Back to last year's raging debate: Apple wasn't yet ready to offer the 1400's much better/larger LCD, they tried to fit one into the Mustang 5300ce prototype. It was just too big, with too thin a bezel for the times. That big LCD made the CD "fit" the 1400 with a wider bezel, sturdier (barely) lid than the Mustang's.

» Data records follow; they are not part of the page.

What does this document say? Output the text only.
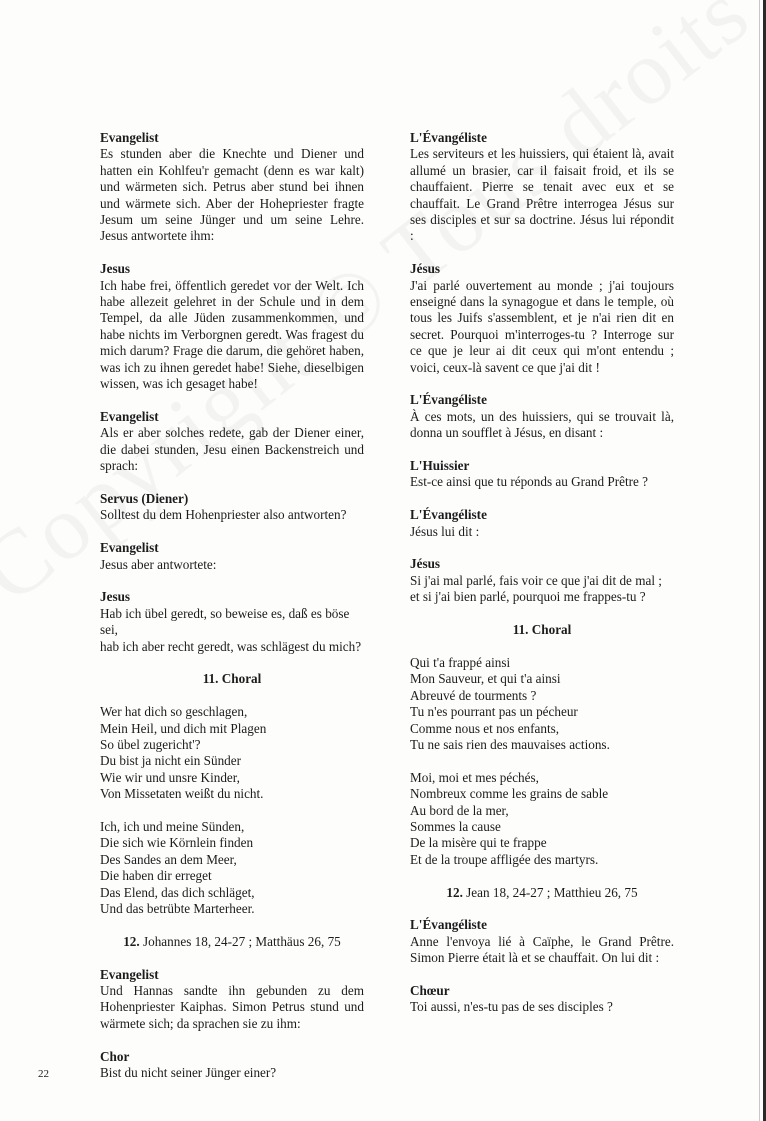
Evangelist

Es stunden aber die Knechte und Diener und hatten ein Kohlfeu'r gemacht (denn es war kalt) und wärmeten sich. Petrus aber stund bei ihnen und wärmete sich. Aber der Hohepriester fragte Jesum um seine Jünger und um seine Lehre. Jesus antwortete ihm:

Jesus

Ich habe frei, öffentlich geredet vor der Welt. Ich habe allezeit gelehret in der Schule und in dem Tempel, da alle Jüden zusammenkommen, und habe nichts im Verborgnen geredt. Was fragest du mich darum? Frage die darum, die gehöret haben, was ich zu ihnen geredet habe! Siehe, dieselbigen wissen, was ich gesaget habe!

Evangelist

Als er aber solches redete, gab der Diener einer, die dabei stunden, Jesu einen Backenstreich und sprach:

Servus (Diener)

Solltest du dem Hohenpriester also antworten?

Evangelist

Jesus aber antwortete:

Jesus

Hab ich übel geredt, so beweise es, daß es böse sei,
hab ich aber recht geredt, was schlägest du mich?

11. Choral

Wer hat dich so geschlagen,
Mein Heil, und dich mit Plagen
So übel zugericht'?
Du bist ja nicht ein Sünder
Wie wir und unsre Kinder,
Von Missetaten weißt du nicht.
Ich, ich und meine Sünden,
Die sich wie Körnlein finden
Des Sandes an dem Meer,
Die haben dir erreget
Das Elend, das dich schläget,
Und das betrübte Marterheer.

12. Johannes 18, 24-27 ; Matthäus 26, 75

Evangelist

Und Hannas sandte ihn gebunden zu dem Hohenpriester Kaiphas. Simon Petrus stund und wärmete sich; da sprachen sie zu ihm:

Chor

Bist du nicht seiner Jünger einer?

L'Évangéliste

Les serviteurs et les huissiers, qui étaient là, avait allumé un brasier, car il faisait froid, et ils se chauffaient. Pierre se tenait avec eux et se chauffait. Le Grand Prêtre interrogea Jésus sur ses disciples et sur sa doctrine. Jésus lui répondit :

Jésus

J'ai parlé ouvertement au monde ; j'ai toujours enseigné dans la synagogue et dans le temple, où tous les Juifs s'assemblent, et je n'ai rien dit en secret. Pourquoi m'interroges-tu ? Interroge sur ce que je leur ai dit ceux qui m'ont entendu ; voici, ceux-là savent ce que j'ai dit !

L'Évangéliste

À ces mots, un des huissiers, qui se trouvait là, donna un soufflet à Jésus, en disant :

L'Huissier

Est-ce ainsi que tu réponds au Grand Prêtre ?

L'Évangéliste

Jésus lui dit :

Jésus

Si j'ai mal parlé, fais voir ce que j'ai dit de mal ;
et si j'ai bien parlé, pourquoi me frappes-tu ?

11. Choral

Qui t'a frappé ainsi
Mon Sauveur, et qui t'a ainsi
Abreuvé de tourments ?
Tu n'es pourrant pas un pécheur
Comme nous et nos enfants,
Tu ne sais rien des mauvaises actions.
Moi, moi et mes péchés,
Nombreux comme les grains de sable
Au bord de la mer,
Sommes la cause
De la misère qui te frappe
Et de la troupe affligée des martyrs.

12. Jean 18, 24-27 ; Matthieu 26, 75

L'Évangéliste

Anne l'envoya lié à Caïphe, le Grand Prêtre. Simon Pierre était là et se chauffait. On lui dit :

Chœur

Toi aussi, n'es-tu pas de ses disciples ?

22
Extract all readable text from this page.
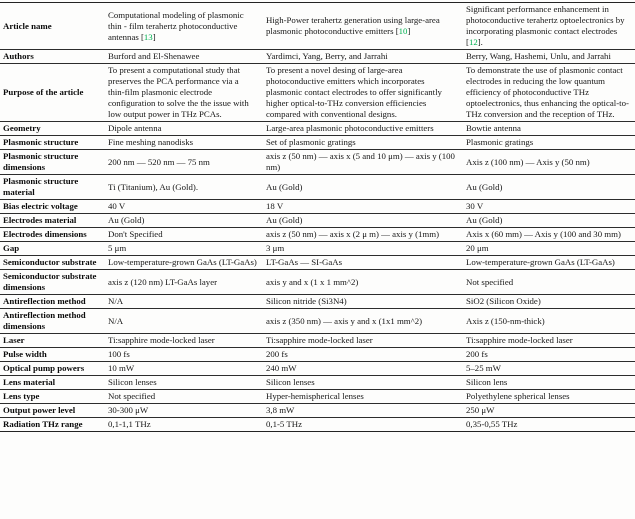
Article name	Computational modeling of plasmonic thin - film terahertz photoconductive antennas [13]	High-Power terahertz generation using large-area plasmonic photoconductive emitters [10]	Significant performance enhancement in photoconductive terahertz optoelectronics by incorporating plasmonic contact electrodes [12].
Authors	Burford and El-Shenawee	Yardimci, Yang, Berry, and Jarrahi	Berry, Wang, Hashemi, Unlu, and Jarrahi
Purpose of the article	To present a computational study that preserves the PCA performance via a thin-film plasmonic electrode configuration to solve the the issue with low output power in THz PCAs.	To present a novel desing of large-area photoconductive emitters which incorporates plasmonic contact electrodes to offer significantly higher optical-to-THz conversion efficiencies compared with conventional designs.	To demonstrate the use of plasmonic contact electrodes in reducing the low quantum efficiency of photoconductive THz optoelectronics, thus enhancing the optical-to-THz conversion and the reception of THz.
Geometry	Dipole antenna	Large-area plasmonic photoconductive emitters	Bowtie antenna
Plasmonic structure	Fine meshing nanodisks	Set of plasmonic gratings	Plasmonic gratings
Plasmonic structure dimensions	200 nm — 520 nm — 75 nm	axis z (50 nm) — axis x (5 and 10 μm) — axis y (100 nm)	Axis z (100 nm) — Axis y (50 nm)
Plasmonic structure material	Ti (Titanium), Au (Gold).	Au (Gold)	Au (Gold)
Bias electric voltage	40 V	18 V	30 V
Electrodes material	Au (Gold)	Au (Gold)	Au (Gold)
Electrodes dimensions	Don't Specified	axis z (50 nm) — axis x (2 μ m) — axis y (1mm)	Axis x (60 mm) — Axis y (100 and 30 mm)
Gap	5 μm	3 μm	20 μm
Semiconductor substrate	Low-temperature-grown GaAs (LT-GaAs)	LT-GaAs — SI-GaAs	Low-temperature-grown GaAs (LT-GaAs)
Semiconductor substrate dimensions	axis z (120 nm) LT-GaAs layer	axis y and x (1 x 1 mm^2)	Not specified
Antireflection method	N/A	Silicon nitride (Si3N4)	SiO2 (Silicon Oxide)
Antireflection method dimensions	N/A	axis z (350 nm) — axis y and x (1x1 mm^2)	Axis z (150-nm-thick)
Laser	Ti:sapphire mode-locked laser	Ti:sapphire mode-locked laser	Ti:sapphire mode-locked laser
Pulse width	100 fs	200 fs	200 fs
Optical pump powers	10 mW	240 mW	5–25 mW
Lens material	Silicon lenses	Silicon lenses	Silicon lens
Lens type	Not specified	Hyper-hemispherical lenses	Polyethylene spherical lenses
Output power level	30-300 μW	3,8 mW	250 μW
Radiation THz range	0,1-1,1 THz	0,1-5 THz	0,35-0,55 THz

As I speculated in a previous thread, it may be the Duo 2300 that is responsible for so much legacy junk being used in the 5300 (and probably the same with the Duo 280 and PB 5x0): to save money and time, the two were likely developed simultaneously with as many shared parts as possible. Because the Duo needed so much legacy stuff to work with the Dock (notably the '030 bus interface), this necessitated the 5300 also sharing a bunch of these legacy parts. As much as I like the 2300, I would have happily axed it if it meant the 5300 would have been a high-performance PCI-based system instead of the compromised generational patchwork machine we ended up with.


NuBus architecture/bridged 68030 internal I/O bus lasted thru 2300/5300 and on to the next gen 1400, so you can't pin anything at all on the 2300c in terms of holding the 5300 back. The 2300c's and 1400's Block Diagrams are all but identical. In the day on 'fritter Dr. Bob told me I was crazy for thinking so, but I did side by side comparison artwork and everyone agreed with me, including the Dr. Bob at last. I'm sure I could put the 5300 on the other side of the 1400 and see the same resemblance.

Generational patchwork machines started with the lovely (all but its unfortunate display) PowerBook 150, by far the most powerful of the 100 series given its memory ceiling. It segued into the Patio Paver form factor 190 experiment and on to 5300, 2300c and finally the wonderful end of the line 1400. Say what you will, but that KBD, LCD, CD and CPU upgrade card made one fine machine  .  .  .  but for its unfortunate lack of stereo speakers. ::)

Besides LCD tech/size I mentioned above, Apple wasn't anywhere near ready to make the jump to PCI architecture until the 3400/2400 generation, just as Cory said.